Catholic World News

Vatican newspaper laments international ‘education emergency’

September 05, 2025

The Vatican newspaper decried the international decline in the number of children attending school, linking the decrease to cuts in international aid.

In “Emergenza istruzione“ [Education emergency], the most prominent front-page article in its September 4 edition, the newspaper reported that “approximately 6 million more children will be out of school by the end of 2026, due to drastic cuts in global education funding.”

Roberto Paglialonga wrote that “the future begins today, not tomorrow, they say, in a quote also attributed to Saint John Paul II. Yet, for many boys and girls, it may never begin. Because they are deprived of one of the most precious human goods: the opportunity to learn, understand, build relationships with teachers, peers, and friends, and embrace the destiny to which each of us feels called.”

Citing a new report by the United Nations International Children’s Emergency Fund (UNICEF), Paglialonga said that “official development assistance for education is projected to decrease by US$3.2 billion, a 24% drop compared to 2023, with nearly 80% of the cuts being caused by just three donor governments.”
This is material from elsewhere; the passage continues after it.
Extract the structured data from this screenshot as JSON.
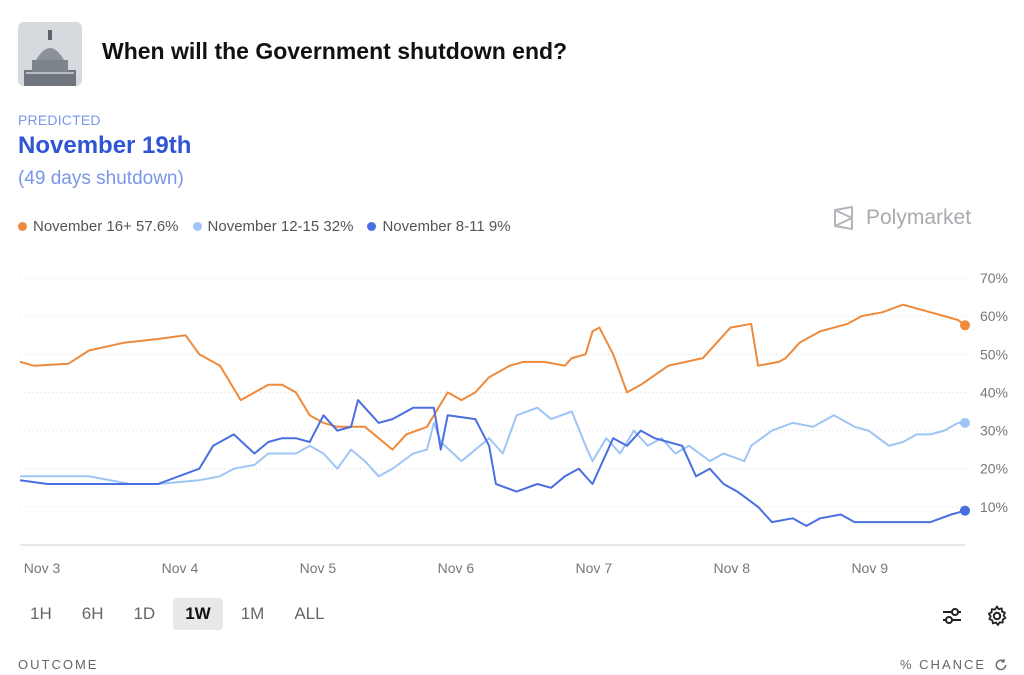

“West and Central Africa will suffer the greatest impact, with 1.9 million children at risk, while the Middle East and North Africa could see an increase of 1.4 million out-of-school children,” he continued. “Approximately 350,000 Rohingya children risk permanently losing access to basic education.”

Paglialonga concluded:

Every dollar taken away from this sector—as UNICEF Executive Director Catherine Russell warns—“is not just a budgetary decision: it puts a child’s future at risk.” And therefore, society’s. Thus eliminating any possibility of “educating the human heart” and introducing it to “total reality,” as the priest and educator Father Luigi Giussani maintained.